University researchers have developed computational methods using a supercomputer that enables them to dive deep inside sickle cells and analyze their molecular characteristics. By modeling the processes responsible for sickle cell formation, the team will be able to explore possible treatments for the disease.
Sickle cell anemia is caused by a genetic mutation that makes normally concave, round red blood cells become stiff and misshapen, said George Karniadakis, professor of applied mathematics. Sickle cell was identified as the first molecular disease by Nobel laureate Linus Pauling in 1949.
Pauling’s initial characterization was based on the behavior of hemoglobin, a molecule normally distributed evenly throughout the red blood cell. In an infected individual, the molecule “will self-assemble into a fiber, and this fiber will push the red blood cell into a sickle shape,” said Lu Lu GS, the study’s first author and a member of Karniadakis’ research group. These fibers are rigid and behave similarly to the fibers in a plant stem, said Gregory Kato, professor of medicine and director of the Sickle Cell Center of Excellence at the University of Pittsburgh.

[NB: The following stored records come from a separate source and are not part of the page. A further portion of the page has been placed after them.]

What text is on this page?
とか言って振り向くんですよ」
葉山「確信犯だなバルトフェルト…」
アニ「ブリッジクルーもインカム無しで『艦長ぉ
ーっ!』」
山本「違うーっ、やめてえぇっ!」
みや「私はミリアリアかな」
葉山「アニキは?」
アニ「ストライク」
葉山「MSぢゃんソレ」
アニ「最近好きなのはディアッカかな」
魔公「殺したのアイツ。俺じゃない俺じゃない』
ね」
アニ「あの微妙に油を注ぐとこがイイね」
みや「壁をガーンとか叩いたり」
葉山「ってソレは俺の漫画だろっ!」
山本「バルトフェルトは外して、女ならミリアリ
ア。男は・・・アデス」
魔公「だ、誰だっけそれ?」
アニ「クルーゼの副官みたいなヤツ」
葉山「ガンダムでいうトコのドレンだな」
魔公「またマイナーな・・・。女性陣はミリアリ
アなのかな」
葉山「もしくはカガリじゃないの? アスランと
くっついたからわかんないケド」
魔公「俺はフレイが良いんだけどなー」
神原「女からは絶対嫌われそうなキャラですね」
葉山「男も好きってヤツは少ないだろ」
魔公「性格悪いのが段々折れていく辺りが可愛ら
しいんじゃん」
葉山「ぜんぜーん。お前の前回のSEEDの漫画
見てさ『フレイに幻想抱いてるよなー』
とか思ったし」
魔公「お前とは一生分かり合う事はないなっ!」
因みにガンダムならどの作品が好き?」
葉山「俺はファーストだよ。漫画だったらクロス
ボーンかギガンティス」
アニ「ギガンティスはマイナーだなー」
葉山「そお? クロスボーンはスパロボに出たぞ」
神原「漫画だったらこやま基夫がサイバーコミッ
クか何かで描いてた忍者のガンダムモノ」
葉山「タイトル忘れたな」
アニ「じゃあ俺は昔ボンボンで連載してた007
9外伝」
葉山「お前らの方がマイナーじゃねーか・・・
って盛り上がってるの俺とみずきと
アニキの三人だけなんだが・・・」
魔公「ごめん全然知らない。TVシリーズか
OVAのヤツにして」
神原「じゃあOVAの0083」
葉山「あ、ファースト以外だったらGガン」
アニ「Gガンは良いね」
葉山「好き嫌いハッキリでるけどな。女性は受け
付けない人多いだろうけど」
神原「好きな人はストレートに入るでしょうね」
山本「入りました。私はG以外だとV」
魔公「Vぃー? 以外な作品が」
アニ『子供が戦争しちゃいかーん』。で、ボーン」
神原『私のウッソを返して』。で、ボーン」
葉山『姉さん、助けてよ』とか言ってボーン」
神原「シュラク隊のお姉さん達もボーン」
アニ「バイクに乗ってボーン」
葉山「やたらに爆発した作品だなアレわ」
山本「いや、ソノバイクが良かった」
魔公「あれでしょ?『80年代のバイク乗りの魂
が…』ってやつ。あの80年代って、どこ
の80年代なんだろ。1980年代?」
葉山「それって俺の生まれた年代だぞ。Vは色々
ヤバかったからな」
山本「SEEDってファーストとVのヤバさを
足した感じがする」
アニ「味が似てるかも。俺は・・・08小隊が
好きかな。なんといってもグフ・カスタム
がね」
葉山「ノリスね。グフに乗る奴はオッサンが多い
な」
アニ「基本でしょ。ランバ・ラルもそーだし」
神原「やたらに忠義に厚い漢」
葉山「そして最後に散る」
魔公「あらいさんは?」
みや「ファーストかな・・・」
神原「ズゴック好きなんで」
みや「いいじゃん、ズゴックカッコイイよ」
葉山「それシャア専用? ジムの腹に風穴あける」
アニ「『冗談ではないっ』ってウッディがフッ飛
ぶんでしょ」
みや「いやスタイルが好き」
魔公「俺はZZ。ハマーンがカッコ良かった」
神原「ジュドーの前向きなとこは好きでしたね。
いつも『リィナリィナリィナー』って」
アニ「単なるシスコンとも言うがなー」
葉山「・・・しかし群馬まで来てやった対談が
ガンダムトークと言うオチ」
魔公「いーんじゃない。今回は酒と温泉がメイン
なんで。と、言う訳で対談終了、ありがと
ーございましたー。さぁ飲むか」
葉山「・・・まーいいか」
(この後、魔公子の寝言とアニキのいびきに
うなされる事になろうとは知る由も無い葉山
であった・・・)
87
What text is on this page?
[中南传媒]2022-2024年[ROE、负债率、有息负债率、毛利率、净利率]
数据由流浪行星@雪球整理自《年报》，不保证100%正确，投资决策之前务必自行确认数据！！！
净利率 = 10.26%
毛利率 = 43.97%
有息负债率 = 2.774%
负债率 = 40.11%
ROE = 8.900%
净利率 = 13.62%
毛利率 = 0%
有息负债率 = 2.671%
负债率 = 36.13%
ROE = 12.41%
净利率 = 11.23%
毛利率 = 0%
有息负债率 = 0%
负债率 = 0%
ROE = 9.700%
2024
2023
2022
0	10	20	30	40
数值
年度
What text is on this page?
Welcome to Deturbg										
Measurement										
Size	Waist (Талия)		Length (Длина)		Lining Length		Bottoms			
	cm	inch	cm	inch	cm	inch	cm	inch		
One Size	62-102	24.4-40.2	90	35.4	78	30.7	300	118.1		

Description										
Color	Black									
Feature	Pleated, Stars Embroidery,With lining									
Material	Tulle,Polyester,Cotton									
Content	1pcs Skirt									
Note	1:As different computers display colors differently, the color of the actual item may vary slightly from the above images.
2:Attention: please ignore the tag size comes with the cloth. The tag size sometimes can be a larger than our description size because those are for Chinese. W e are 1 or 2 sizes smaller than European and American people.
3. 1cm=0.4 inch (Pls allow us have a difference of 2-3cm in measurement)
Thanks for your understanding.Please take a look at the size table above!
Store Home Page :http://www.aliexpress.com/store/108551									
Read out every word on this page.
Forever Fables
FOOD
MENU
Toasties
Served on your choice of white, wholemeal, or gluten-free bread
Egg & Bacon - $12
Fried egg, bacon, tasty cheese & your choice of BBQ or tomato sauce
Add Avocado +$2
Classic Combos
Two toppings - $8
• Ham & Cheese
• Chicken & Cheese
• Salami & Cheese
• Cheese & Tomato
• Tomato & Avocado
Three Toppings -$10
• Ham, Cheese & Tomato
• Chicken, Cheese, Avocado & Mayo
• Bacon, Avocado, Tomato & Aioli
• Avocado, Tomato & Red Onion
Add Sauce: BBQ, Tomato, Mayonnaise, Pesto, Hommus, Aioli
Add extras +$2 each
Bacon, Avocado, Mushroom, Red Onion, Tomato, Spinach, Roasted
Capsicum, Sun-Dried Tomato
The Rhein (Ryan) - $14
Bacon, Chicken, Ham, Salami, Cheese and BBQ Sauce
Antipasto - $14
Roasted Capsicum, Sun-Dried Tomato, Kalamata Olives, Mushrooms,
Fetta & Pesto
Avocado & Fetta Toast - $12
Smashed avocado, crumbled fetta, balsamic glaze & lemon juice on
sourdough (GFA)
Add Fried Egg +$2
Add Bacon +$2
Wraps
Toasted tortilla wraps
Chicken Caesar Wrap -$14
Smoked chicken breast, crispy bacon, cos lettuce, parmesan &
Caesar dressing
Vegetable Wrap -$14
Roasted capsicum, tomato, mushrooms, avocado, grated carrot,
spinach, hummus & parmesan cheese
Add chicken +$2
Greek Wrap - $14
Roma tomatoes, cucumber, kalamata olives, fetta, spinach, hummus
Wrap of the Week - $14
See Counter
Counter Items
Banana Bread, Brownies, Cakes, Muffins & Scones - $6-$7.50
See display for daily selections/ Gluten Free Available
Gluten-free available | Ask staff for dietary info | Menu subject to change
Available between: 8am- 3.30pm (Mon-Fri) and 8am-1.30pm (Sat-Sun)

While the cells affected by the disease are often thought of as sickle-shaped, there are dozens of abnormal shapes they can also take, Karniadakis said. The presence of these abnormal red blood cells in the body catalyzes a sort of “crisis.” Unable to easily pass through thin vesicles and capillaries, hemoglobin cannot transfer oxygen everywhere it needs to go.
The study, led by Karniadakis and published in the Biophysical Journal, attempts to model hemoglobin fiber formation — a topic first discussed 30 to 50 years ago, but has since been relatively neglected in the field, Kato said.
Today, the availability of supercomputer technologies makes the team’s study so unique. “They allowed for a new level of detail of molecular interaction … that has never been possible before,” Kato said. The study also stands out for its interdisciplinary approach to medicine, as it brought together mathematicians, engineers and physicians in an effort to learn more about sickle cell anemia, Karniadakis said.
Mapping the previously elusive process of fiber formation is an “expensive” computational problem, Karniadakis said. The problem’s complexity stems from the multi-scale approach necessary to consider both the microscopic and macroscopic implications of sickle cell anemia. The process “is more complex than most protein interactions. … There’s a lot of action going on,” Kato explained.
Creating an accurate computational model required the use of the Titan supercomputer located at the Oak Ridge National Laboratory in Tennessee, as well as other facilities, and a smaller-scale system on campus at the Center for Computers and Visualization. The supercomputer is the fastest of its kind in the United States and the fourth most powerful in the world, according to the bi-annual Top500 Supercomputer ranking released in June 2017.
The research provides insight on drugs currently being tested to treat sickle cell anemia. From the late 1990s until mid-2017, only one drug, Hydroxyurea, was FDA-approved to treat the disease. The drug works to soften sickled red blood cells and increase their elasticity, allowing the cells to more feasibly pass through the thin channels they would otherwise block, Karniadakis explained.
However, a new treatment, Endari, was approved to treat sickle cell last year. There are still more drugs in the process of being tested and analyzed, Lu said.
The team hopes to use their research to test the different effects of the drugs, he added. This computational model will enable researchers to ask questions “that you wouldn’t be able to ask in the laboratory and certainly not with real patients” and predict drug outcomes before requiring specialized resources, Karniadakis explained. With “the mathematical model, … we don’t have to wait for someone to give a blood sample,” Kato said. “We can just think of the experiment and plug it into the computer and get a simulated answer.”
In the future, the team hopes to gain insight into cell-to-cell interactions as well. Karniadakis “already has advanced computational understanding to know how to do all these things,” Kato said. “It will just take time and effort.”